Eins zu null für Wolfgang Amadé
Raimundtheater: Welturaufführung von „Schikaneder“; Inszenierung: Trevor Nunn
Donnerndes, ein wenig inszeniert wirkendes Bravogeschrei, Jubel und eine stehende Ovation nach dieser Welturaufführung! Die Vereinigten Bühnen Wien zeigten im Raimundtheater Stephen Schwartz’ Musiktheater „Schikaneder“. Ein Stück, das Mozart als (Werbe-)Zugpferd vor den Musical-Karren spannt. Doch es geht 1:0 für Mozart aus!
Als das Ensemble sich zum Schlussapplaus verbeugte – auf den Tag genau 225 Jahre nach der Uraufführung von Mozarts „Zauberflöte“im Freihausthea- ther auf der Wieden –, stand fest: Mozarts Oper schlug Stephen Schwartz’ Musical in zwei Runden und drei Stunden Dauer!
Schwartz’ und der Librettist Christian Struppeck (VBW) erkannten natürlich, dass die rührende Lovestory des Emanuel Schikander eine zu dünne Suppe ist. Ein Musical über ihn hätte so manchen im Publikum ratlos gelassen. Who the hell is Schik . . .? Mag er auch im Wien des 18. Jahrhunderts ein Star geworden sein.
Struppecks & Schwartz’ Atout: Schikaneder schrieb für Mozarts „Zauberflöte“das Libretto und konnte dank der Erfolge das Theater an der Wien erbauen. Das heißt, Wolfgang
Amadés Musik und besonders Szenen der „Zauberflöte“sind – wie die Musik des 18. Jahrhunderts – in Stephen Schwartz’ recht konservativer Komposition eingeflossen. Aus dem kleinen Orchester – 31 Mann unter Koen Schoots’ Leitung – tönen musikalische Formen und Harmonien der Mozart- Zeit. Doch: Mozart zieht immer! Auch wenn nur sein Name durch das Stück geistert!

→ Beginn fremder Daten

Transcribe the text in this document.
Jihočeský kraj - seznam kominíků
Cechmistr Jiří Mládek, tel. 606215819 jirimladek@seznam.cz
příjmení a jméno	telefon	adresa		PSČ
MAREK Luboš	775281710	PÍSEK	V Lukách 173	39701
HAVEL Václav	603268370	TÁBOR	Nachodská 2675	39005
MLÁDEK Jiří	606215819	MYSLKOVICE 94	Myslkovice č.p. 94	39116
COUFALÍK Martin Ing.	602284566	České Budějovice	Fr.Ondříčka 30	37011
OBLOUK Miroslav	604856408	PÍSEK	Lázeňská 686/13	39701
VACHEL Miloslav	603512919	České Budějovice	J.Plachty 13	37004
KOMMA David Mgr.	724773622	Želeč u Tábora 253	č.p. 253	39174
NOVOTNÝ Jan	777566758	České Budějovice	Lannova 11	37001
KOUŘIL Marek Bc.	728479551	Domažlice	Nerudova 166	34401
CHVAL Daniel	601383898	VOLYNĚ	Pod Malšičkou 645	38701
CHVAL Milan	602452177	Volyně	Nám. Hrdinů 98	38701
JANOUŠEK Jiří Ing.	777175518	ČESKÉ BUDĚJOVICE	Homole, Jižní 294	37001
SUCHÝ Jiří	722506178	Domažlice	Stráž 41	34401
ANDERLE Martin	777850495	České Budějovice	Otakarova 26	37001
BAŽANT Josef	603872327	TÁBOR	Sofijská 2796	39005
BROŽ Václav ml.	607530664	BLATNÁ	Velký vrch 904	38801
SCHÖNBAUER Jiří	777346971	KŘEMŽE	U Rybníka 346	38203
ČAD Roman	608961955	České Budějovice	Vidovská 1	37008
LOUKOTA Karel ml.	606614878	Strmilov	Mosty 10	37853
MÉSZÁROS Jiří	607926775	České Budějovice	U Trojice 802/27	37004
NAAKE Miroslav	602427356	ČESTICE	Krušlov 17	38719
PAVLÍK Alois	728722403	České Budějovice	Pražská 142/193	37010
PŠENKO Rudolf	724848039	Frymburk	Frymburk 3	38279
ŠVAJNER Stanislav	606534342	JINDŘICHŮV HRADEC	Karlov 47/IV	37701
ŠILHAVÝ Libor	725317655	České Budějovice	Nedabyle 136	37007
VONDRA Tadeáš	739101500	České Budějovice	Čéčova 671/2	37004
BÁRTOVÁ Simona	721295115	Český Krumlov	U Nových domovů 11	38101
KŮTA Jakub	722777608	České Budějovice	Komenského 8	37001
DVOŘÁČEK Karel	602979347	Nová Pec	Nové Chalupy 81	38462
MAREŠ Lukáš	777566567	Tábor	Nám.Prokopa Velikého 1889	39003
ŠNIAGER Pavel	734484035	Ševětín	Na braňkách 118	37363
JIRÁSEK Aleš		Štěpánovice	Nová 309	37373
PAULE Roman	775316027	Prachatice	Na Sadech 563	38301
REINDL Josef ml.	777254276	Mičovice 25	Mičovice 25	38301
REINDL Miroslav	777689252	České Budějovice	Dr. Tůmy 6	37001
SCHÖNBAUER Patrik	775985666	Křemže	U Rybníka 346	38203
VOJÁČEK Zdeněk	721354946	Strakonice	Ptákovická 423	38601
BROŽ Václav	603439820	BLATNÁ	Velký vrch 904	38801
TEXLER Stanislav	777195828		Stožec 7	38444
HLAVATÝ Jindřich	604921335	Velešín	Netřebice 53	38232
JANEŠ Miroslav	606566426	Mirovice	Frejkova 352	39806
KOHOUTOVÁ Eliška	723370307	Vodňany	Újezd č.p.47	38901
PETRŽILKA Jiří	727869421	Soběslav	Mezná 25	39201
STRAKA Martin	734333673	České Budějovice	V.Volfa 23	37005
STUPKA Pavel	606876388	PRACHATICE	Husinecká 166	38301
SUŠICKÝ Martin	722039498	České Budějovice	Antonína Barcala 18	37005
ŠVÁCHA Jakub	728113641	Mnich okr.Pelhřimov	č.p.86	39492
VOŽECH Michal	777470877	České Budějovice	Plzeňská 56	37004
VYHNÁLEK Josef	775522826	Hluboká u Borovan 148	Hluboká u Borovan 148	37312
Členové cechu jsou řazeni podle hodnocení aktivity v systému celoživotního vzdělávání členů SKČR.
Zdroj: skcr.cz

Starregisseur Trevor Nunn („Cats“, „Les Misérabels“, Royal Shakespeare Company) ist ein Theatermagier. Ihm gelingt es, für den oft langatmigen Mix aus Oper, Show, musikalischer Komödie, Singspiel szenisch spannende Momente maßzuschneidern. Die Figuren mit Tempo durch die Szenen fegen zu lassen. Ihnen Profil zu geben. Und dank Anthony Wards barock-üppiger Ausstattung ist auch alles wunderschön anzusehen: Ein drehendes, hölzernes barockes Bühnenhaus kehrt immer neue, stimmungsvolle Räume und Blickwinkel hervor. Von muffigen Künstlergarderoben und Hinterzimmern bis zur „Zauberflöten“-Bühne mit Drachen, Palmen, Pyramiden (was an die Produktion des „Phantoms der Oper“erinnert).
Unter Koen Schoots’ dynamischer Führung, die etwa Mozart-Farben und typische Schlüsse hervorkehrt und Rezitative klanglich effektvoll inszeniert, verkörpern Mark Seibert und Milica Jovanovic das exaltierte Paar Emanuel & Eleonore und sein turbulentes (Liebes)Leben: Er, ein smarter Luftikus und Womanizer, ein sympathischer Schwadroneur und Hasardeur, der allerdings stimmliche Probleme hat; sie, ein Trotzkopf, der liebt, tapfer gegen billige Rivalinnen kämpft und trotz all seiner Eskapaden zu ihm zurückkehrt: „Liebe siegt“, singen sie schließlich.
Liebenswert und in ihrem Koloraturenzirkus amüsant ist die „komische Figur“Maria Anna Miller von Katie Hall. Florian Peters gefällt als Dichter Johann Friedel, ein inniger altmodischer Lover Eleonores, Reinwald Kranner als Prinzipal Marinelli, ein hinterlistiger Fuchs. Verlässlich das Ensemble (Choreografie: Anthony van Laast).